In human social affairs, discrimination is treatment or consideration of, or making a distinction in favor of or against, a person based on the group, class, or category to which the person is perceived to belong rather than on individual attributes. This includes treatment of an individual or group, based on their actual or perceived membership in a certain group or social category, “in a way that is worse than the way people are usually treated”.

It involves the group’s initial reaction or interaction going on to influence the individual’s actual behavior towards the group leader or the group, restricting members of one group from opportunities or privileges that are available to another group, leading to the exclusion of the individual or entities based on logical or irrational decision making.

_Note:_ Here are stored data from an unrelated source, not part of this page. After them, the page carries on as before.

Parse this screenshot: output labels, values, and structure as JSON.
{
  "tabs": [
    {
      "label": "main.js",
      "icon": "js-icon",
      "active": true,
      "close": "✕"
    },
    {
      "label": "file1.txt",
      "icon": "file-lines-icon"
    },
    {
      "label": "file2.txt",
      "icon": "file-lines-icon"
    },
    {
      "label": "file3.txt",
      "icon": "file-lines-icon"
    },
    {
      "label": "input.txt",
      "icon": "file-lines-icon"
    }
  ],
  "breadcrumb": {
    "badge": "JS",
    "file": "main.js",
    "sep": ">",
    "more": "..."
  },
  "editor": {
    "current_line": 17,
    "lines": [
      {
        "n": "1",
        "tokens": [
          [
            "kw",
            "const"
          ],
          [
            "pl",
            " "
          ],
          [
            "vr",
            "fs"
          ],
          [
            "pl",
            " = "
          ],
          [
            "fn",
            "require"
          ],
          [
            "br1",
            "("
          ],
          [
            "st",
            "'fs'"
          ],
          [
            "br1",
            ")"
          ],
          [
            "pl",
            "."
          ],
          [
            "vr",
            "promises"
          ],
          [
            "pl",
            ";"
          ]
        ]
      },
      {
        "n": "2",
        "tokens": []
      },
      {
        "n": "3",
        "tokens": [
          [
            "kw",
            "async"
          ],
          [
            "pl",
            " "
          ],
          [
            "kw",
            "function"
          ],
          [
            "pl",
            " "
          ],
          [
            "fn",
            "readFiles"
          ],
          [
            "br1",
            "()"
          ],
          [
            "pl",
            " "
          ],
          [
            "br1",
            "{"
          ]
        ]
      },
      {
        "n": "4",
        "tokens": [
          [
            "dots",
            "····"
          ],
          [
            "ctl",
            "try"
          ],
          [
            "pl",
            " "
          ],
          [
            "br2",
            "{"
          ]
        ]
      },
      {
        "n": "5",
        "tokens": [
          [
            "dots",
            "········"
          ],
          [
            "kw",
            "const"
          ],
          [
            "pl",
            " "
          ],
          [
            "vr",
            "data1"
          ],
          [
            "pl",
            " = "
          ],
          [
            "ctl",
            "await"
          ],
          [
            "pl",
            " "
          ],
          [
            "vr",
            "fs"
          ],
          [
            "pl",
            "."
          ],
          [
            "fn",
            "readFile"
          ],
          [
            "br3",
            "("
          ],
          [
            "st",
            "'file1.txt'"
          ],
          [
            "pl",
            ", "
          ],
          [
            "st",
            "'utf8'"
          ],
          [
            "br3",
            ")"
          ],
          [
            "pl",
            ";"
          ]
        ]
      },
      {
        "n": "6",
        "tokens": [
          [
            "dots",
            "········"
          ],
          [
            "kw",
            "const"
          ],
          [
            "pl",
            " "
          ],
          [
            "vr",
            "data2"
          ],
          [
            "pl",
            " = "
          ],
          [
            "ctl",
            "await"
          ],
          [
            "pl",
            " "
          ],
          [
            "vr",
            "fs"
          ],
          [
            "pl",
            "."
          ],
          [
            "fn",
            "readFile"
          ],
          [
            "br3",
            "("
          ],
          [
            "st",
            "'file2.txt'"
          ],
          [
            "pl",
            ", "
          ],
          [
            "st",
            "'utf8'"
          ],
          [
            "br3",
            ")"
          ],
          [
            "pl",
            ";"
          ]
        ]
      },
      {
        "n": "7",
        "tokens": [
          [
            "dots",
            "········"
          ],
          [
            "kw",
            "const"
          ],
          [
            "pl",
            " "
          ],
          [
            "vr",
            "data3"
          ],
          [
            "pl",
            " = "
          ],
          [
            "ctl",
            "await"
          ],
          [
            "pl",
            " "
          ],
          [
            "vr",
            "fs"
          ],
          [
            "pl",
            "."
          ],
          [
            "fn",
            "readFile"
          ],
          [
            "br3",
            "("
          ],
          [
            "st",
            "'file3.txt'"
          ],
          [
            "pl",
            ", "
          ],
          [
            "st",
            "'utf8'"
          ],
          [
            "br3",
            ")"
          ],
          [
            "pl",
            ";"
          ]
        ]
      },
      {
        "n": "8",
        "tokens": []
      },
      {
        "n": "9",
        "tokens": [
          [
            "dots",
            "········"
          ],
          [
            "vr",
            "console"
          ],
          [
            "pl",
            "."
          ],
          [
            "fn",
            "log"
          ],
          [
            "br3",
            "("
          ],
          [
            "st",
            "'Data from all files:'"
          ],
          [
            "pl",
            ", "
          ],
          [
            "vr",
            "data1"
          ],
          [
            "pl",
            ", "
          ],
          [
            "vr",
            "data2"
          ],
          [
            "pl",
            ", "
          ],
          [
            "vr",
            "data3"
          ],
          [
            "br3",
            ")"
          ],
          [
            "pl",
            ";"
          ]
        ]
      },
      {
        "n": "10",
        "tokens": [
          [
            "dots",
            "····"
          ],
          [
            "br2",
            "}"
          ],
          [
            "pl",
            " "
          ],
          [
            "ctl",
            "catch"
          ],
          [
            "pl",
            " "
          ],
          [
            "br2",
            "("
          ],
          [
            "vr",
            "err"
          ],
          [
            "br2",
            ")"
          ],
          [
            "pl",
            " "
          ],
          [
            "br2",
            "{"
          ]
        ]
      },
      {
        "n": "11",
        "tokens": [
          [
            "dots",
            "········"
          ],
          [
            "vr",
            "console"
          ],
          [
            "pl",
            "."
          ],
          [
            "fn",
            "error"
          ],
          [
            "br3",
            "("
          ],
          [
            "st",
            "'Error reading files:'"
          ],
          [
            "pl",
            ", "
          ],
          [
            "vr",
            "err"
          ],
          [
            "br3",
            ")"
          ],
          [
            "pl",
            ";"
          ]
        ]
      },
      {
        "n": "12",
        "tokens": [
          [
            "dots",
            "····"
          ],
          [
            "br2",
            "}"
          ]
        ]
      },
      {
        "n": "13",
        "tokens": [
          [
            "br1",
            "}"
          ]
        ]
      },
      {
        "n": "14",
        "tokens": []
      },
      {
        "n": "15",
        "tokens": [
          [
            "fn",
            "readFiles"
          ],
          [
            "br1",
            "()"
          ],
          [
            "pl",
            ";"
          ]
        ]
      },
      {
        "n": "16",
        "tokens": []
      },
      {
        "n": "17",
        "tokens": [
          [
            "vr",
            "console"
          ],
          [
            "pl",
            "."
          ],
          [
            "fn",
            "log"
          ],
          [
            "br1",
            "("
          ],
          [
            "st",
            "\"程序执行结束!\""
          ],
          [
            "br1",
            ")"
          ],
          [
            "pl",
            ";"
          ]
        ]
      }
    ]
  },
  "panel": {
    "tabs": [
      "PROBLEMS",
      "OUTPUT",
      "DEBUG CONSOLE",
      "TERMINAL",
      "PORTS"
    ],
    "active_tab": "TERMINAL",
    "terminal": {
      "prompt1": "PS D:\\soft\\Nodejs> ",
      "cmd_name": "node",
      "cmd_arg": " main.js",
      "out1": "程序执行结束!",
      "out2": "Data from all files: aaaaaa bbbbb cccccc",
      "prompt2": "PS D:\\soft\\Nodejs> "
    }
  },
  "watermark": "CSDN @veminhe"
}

Discriminatory traditions, policies, ideas, practices and laws exist in many countries and institutions in every part of the world, including in territories where discrimination is generally looked down upon. In some places, controversial attempts such as quotas have been used to benefit those who are believed to be current or past victims of discrimination, but they have sometimes been called reverse discrimination.

In the US, a government policy known as affirmative action was instituted to encourage employers and universities to seek out and accept groups such as African Americans and women, who have been subject to discrimination for a long time.

Based on realistic-conflict theory and social-identity theory, there are three types of discrimination:

  • Realistic competition is driven by self-interest and is aimed at obtaining material resources (food, territory, customers) for the in-group (favoring an in-group in order to obtain more resources for its members, including the self).
  • Social competition is driven by the need for self-esteem and is aimed at achieving a positive social status for the in-group relative to comparable out-groups (favoring an in-group in order to make it better than an out-group).
  • Consensual discrimination is driven by the need for accuracy and reflects stable and legitimate intergroup status hierarchies (favoring a high-status in-group because it is high status).

The United Nations stance on discrimination includes the statement: “Discriminatory behaviors take many forms, but they all involve some form of exclusion or rejection.” International bodies United Nations Human Rights Council work towards helping ending discrimination around the world.

Everyone has the right to be treated fairly and respectfully. When someone is being discriminated against, it means they’re being treated badly or unfairly based on a personal characteristic.

Common reasons that people are discriminated against:

  • their sex or gender
  • if they have any kind of disability
  • their race
  • their age
  • their sexual preferences.

Some examples of discrimination:

  • someone saying hurtful things or attacking you repeatedly
  • being made fun of
  • being excluded or left out
  • having a group of people gang up on you
  • being made to do hurtful or inappropriate things
  • being threatened
  • finding yourself having to defend who you are and what you believe
  • against stereotypes and untrue claims.

It’s against the law to be discriminated against in these areas of public life:

  • the workplace
  • school or university
  • accommodation
  • government services
  • accessing goods, services and facilities.